An inverted architecture P3HT:CdSe bulk-heterojunction hybrid solar cell utilizing a quantum junction with high open circuit voltage and efficiency

Abstract

Exploring CdSe QDs as a substitute for [6,6]-phenyl-C61 butyric acid methyl ester (PCBM) in Poly (3-hexylthiophene) (P3HT) based photovoltaic devices received much attention due to its properties such as tunable band gap over the visible range, better band alignment with P3HT and inexpensiveness. But, the VOC values of the P3HT:CdSe QDs bulk-heterojunction (BHJ) hybrid solar cells are still inferior, which happens to be the main performance-limiting factor for these devices.
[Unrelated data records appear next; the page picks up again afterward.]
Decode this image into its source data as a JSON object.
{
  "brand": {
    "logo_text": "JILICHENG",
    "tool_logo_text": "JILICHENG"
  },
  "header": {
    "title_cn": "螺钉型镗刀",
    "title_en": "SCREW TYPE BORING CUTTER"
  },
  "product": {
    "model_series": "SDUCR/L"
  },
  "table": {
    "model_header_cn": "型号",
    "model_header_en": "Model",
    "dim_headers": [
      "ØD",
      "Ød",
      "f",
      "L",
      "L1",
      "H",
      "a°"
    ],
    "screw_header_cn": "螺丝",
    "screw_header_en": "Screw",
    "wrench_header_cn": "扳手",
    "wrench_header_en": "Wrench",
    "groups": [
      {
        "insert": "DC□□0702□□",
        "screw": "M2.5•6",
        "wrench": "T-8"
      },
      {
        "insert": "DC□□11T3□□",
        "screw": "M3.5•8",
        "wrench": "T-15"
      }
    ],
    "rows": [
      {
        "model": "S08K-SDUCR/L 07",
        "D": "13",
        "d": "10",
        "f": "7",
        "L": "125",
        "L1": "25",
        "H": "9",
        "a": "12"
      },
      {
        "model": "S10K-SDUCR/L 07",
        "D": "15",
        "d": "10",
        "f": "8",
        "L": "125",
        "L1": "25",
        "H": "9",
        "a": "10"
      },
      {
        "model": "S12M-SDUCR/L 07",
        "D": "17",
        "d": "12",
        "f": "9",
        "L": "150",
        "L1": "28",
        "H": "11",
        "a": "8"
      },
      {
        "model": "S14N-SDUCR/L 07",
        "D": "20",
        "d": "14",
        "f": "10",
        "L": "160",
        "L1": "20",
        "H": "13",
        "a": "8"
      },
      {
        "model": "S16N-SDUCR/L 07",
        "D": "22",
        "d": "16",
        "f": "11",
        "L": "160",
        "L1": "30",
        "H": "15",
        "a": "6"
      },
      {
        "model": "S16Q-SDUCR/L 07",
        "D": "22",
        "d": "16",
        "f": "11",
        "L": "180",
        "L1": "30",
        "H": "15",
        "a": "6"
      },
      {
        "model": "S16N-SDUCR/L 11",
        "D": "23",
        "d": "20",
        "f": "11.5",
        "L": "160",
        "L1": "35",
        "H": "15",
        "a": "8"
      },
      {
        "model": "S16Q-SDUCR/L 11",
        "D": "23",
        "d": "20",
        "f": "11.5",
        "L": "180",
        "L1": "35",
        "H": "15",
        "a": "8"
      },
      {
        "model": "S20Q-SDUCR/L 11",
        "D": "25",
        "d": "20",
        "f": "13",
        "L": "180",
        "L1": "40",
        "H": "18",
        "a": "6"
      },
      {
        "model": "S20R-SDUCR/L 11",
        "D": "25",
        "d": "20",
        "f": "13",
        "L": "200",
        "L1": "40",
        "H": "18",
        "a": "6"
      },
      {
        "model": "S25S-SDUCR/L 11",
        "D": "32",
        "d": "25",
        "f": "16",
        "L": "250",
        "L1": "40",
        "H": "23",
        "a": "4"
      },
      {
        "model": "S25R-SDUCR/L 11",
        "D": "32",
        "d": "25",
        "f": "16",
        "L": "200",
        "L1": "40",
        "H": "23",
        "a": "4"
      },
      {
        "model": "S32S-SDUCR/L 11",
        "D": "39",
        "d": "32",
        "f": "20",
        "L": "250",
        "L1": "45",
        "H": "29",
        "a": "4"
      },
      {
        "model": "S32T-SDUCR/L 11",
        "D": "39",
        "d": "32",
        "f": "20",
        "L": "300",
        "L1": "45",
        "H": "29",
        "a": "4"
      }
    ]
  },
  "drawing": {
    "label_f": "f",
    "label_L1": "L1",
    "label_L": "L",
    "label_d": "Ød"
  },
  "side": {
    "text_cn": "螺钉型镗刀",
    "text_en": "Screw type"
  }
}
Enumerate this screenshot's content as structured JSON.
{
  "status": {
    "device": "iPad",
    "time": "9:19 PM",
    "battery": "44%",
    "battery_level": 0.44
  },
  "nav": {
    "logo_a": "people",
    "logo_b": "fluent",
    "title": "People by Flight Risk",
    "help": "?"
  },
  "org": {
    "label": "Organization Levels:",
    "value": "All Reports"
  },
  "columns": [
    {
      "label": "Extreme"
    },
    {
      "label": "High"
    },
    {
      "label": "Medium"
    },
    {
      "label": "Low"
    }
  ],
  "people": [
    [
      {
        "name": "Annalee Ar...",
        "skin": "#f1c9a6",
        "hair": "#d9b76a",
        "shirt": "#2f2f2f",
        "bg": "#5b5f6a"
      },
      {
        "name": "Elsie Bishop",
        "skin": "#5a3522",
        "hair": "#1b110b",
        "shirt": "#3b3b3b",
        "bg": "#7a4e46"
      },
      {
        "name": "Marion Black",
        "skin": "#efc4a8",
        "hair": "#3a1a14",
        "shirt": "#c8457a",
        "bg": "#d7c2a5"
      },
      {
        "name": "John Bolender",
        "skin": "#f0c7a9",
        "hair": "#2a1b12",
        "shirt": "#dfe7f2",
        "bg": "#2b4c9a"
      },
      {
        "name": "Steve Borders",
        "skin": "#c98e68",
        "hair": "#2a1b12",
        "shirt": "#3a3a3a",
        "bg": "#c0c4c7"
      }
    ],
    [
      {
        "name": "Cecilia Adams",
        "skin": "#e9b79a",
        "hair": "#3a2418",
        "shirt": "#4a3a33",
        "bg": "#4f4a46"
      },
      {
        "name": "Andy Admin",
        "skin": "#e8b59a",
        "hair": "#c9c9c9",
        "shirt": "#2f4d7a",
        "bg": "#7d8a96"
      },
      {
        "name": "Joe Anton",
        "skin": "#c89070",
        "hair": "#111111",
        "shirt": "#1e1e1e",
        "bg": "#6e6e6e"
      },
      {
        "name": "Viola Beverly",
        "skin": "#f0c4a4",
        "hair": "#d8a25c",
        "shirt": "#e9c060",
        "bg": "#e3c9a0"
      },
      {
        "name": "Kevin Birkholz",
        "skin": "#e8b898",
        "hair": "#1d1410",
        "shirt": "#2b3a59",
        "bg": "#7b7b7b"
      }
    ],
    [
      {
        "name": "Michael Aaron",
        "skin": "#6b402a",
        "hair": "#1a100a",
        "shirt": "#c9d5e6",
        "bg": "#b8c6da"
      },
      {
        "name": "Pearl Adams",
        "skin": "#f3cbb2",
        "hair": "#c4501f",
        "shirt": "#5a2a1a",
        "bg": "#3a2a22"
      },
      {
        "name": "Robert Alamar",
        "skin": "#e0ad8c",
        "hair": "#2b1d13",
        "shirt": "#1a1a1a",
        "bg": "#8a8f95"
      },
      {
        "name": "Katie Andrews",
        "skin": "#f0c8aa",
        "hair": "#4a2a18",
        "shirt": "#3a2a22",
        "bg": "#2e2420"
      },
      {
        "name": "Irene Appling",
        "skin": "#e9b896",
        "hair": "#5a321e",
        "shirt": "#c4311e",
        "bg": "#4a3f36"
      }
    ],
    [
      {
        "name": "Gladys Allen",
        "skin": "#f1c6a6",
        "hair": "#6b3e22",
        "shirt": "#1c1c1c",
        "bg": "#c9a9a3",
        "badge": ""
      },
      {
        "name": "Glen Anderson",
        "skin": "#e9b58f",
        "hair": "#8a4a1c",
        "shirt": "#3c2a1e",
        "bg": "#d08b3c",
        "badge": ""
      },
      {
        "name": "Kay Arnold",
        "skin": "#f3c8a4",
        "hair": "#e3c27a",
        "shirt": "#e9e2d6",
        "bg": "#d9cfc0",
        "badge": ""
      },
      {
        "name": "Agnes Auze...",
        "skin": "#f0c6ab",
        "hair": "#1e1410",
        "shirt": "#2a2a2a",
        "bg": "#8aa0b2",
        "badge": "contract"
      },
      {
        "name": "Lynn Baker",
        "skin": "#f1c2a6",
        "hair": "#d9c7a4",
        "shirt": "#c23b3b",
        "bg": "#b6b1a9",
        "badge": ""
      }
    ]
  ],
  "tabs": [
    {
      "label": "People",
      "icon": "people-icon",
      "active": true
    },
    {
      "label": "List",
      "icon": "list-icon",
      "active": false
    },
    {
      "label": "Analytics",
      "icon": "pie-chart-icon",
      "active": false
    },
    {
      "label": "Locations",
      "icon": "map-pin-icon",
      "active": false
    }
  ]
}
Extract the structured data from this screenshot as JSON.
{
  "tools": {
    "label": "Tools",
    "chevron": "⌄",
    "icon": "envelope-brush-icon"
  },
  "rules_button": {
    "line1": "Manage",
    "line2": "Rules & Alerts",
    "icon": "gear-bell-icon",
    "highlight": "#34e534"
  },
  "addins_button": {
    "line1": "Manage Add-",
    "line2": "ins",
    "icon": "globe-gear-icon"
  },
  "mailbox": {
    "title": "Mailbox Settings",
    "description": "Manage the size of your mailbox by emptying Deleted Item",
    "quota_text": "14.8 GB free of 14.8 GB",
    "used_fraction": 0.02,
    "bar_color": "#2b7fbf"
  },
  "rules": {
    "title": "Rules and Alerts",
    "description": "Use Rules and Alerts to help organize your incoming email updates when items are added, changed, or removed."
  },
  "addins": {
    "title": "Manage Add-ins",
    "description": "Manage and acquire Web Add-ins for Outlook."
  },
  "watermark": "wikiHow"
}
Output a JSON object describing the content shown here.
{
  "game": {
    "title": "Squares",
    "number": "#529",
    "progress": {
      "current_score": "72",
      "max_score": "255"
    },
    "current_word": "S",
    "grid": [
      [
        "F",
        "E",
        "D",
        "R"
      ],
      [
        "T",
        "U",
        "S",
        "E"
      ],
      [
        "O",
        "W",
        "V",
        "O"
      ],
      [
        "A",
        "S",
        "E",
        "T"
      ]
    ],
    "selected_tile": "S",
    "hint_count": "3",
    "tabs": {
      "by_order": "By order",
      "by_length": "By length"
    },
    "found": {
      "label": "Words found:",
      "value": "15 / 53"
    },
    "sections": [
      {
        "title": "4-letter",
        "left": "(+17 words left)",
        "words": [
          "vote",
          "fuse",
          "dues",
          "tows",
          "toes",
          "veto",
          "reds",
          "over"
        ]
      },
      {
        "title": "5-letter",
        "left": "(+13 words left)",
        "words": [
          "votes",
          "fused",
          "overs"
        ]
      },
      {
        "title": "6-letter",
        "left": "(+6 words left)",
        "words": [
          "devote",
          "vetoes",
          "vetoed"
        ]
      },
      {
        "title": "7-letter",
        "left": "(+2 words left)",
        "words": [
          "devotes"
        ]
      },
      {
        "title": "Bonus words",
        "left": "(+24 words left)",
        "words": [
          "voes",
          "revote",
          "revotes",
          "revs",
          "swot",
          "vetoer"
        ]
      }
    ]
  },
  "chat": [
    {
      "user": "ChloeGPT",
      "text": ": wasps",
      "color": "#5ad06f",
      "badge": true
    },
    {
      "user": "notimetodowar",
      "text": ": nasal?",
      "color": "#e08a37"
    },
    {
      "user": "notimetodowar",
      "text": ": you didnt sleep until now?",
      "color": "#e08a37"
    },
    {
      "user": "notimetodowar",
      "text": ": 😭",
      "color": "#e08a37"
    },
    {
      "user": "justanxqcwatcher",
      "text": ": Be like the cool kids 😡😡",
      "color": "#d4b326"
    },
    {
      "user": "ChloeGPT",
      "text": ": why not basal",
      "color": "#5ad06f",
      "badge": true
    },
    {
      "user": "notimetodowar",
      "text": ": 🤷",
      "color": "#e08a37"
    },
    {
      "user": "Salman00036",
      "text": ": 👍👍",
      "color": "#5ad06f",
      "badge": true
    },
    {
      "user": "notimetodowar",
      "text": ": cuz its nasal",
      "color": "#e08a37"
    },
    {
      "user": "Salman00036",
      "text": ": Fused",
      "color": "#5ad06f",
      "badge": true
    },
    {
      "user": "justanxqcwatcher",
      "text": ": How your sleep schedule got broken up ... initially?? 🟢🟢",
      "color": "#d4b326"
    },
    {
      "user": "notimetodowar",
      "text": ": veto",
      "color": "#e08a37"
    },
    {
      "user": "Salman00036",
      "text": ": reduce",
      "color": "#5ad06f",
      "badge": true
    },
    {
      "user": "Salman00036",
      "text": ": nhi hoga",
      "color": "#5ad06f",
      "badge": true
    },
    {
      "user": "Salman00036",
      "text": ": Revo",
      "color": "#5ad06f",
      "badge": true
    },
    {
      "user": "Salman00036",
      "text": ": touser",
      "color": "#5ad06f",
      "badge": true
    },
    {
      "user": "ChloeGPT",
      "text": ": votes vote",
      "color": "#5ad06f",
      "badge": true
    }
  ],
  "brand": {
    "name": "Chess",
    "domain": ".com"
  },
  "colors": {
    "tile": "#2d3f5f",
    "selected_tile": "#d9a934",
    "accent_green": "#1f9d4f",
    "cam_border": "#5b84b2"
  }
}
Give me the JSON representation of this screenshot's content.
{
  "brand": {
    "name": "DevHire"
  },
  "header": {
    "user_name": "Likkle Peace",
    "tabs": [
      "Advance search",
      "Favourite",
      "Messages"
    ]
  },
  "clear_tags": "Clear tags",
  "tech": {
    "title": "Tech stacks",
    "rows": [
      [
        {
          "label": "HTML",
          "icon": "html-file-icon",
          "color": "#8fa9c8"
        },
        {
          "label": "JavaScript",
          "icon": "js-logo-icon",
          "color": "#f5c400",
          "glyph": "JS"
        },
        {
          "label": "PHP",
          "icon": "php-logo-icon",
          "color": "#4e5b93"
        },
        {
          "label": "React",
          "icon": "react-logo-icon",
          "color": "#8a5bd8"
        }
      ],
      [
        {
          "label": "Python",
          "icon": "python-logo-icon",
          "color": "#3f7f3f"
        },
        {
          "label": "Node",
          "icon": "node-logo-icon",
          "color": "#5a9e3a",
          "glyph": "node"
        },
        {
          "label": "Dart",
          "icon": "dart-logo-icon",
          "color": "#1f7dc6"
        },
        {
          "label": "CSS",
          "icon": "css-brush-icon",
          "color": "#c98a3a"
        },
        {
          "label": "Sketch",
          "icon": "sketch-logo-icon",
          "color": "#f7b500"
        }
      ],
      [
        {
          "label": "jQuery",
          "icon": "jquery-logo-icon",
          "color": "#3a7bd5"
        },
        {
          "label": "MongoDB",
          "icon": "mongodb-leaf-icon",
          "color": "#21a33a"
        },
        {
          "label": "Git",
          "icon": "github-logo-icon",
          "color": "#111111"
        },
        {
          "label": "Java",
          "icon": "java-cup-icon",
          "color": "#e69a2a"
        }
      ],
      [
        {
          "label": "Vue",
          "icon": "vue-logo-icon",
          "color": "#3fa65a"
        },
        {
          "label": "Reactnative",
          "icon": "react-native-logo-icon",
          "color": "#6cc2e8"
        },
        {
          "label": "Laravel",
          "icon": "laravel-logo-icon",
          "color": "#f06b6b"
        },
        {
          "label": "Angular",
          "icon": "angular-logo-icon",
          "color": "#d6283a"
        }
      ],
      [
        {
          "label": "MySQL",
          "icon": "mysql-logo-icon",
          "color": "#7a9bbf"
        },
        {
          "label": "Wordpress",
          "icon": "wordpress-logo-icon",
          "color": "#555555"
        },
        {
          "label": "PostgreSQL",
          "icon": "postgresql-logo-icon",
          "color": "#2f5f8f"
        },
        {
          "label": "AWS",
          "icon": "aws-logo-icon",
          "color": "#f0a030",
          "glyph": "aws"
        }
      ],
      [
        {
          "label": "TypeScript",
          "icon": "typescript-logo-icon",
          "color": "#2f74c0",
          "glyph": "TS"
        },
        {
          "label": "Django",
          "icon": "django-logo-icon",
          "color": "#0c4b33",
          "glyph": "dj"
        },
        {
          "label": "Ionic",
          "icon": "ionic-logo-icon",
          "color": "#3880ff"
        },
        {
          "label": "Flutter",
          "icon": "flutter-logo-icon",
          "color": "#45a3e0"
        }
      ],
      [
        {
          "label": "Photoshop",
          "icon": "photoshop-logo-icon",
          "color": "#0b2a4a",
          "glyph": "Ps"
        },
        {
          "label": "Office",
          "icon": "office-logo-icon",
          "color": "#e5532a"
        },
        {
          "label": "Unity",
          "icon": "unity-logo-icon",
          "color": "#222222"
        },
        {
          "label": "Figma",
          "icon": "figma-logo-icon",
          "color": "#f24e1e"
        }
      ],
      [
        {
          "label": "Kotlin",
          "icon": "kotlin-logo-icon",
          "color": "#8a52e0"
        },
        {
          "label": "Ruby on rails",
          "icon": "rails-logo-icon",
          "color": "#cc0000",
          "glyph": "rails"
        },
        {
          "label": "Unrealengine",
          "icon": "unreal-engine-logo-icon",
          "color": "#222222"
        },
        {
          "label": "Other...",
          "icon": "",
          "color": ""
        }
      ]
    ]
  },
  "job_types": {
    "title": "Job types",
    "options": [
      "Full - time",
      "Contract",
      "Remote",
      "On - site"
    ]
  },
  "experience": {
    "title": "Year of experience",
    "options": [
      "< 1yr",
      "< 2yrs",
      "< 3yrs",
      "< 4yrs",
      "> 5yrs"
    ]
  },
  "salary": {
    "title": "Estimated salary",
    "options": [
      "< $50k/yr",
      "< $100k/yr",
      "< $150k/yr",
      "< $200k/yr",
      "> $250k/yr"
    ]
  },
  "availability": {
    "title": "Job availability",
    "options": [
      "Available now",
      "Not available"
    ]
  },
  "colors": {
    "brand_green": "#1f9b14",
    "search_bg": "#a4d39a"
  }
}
We have resolved this issue in this study by the application of an interfacial buffer layer (BL) in an inverted architecture utilizing zinc oxide (ZnO) as an electron transporting layer. The BL was also formed of CdSe QDs. It was found that the application of the interfacial BL reduces the interface recombination which resulted in a VOC value of 0.96 V. To the best of our knowledge, this is the best VOC value reported for the P3HT:CdSe QDs BHJ system so far. A quantum junction (QJ) was also formed between the QDs in the BL and the QDs in the BHJ by passivating them with Iodine and 3-Mercaptopropionic acid (MPA), respectively. The QJ induces an extended electric field in the BHJ which benefits charge extraction and ultimately resulting in an enhanced short circuit current (JSC).